Cyclist Crash and Dash:
California bicyclists will now be subject to the same hit-and-run provisions as their vehicular counterparts. Assembly Bill 1755 requires cyclists involved in a crash — whether on a bike path, a trail or a road — to stop at the scene.
Police officers can now issue fix-it tickets to anyone under the age of 18 found not wearing a helmet while on a bicycle, skateboard or roller skates. The violation is correctable if the minor completes a bicycle safety course and gets a helmet within 120 days of the ticket being issued. Failure to correct the violation will result in a $197 fine.
The Golden State pushed back against federal efforts to limit the Affordable Care Act last year. Senate Bill 910 will prohibit insurers from offering short-term health plans in California that cap benefits, deny patients with pre-existing conditions and exclude prescription drugs and coverage of mental health care. Senate Bill 1375, meanwhile, prevents employers from pooling coverage to offer association health plans that are exempt from many of the ACA’s requirements. Finally, Assembly Bill 2499 requires health plans in California to spend at least 80 percent of every premium dollar taken in on health care, limiting the amount companies can spend on administrative costs.

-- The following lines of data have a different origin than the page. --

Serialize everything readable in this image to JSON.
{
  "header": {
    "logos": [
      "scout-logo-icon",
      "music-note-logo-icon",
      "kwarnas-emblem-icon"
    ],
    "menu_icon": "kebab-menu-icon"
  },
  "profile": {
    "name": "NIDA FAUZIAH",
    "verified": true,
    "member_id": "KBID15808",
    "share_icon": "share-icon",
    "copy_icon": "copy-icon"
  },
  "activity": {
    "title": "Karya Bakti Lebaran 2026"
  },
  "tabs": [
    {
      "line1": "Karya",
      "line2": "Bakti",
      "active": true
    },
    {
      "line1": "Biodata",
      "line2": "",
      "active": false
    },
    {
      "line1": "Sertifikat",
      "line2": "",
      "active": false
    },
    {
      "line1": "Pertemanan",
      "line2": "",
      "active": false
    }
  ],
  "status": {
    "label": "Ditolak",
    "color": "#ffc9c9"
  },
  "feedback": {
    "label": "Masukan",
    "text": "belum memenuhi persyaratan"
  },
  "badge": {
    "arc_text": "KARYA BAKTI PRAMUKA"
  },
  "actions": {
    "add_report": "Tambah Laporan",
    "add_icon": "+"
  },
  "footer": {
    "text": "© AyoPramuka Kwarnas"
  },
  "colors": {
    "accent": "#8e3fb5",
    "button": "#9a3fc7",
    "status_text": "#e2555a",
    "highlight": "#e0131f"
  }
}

Senate Bill 1138 will require healthcare facilities and prisons to offer vegetarian meal options.
New laws will loosen restrictions on where people can smoke cannabis, allowing festivals, museums, nightclubs and other venues to host special events where folks can buy and consume cannabis. Under Assembly Bill 2215, veterinarians will be allowed to discuss cannabis and cannabis products with their clients, though they will still be prohibited from administering the stuff. Finally, Assembly Bill 1793 puts the onus on the state to clean up the records of people with prior cannabis convictions. Under the new law, the state will comb through hundreds of thousands of past pot convictions to bring them in line with current law, which means, for example, that simple possession convictions will be thrown out while convictions for possession with intent to sell will be reduced from felonies to misdemeanors.
This one actually went into effect in August, when surfing became California’s official state sport, despite having originated in Hawaii. According to the Los Angeles Times, the bill “was the brainchild of the state Assembly’s unofficial Surf Caucus.” Who knew?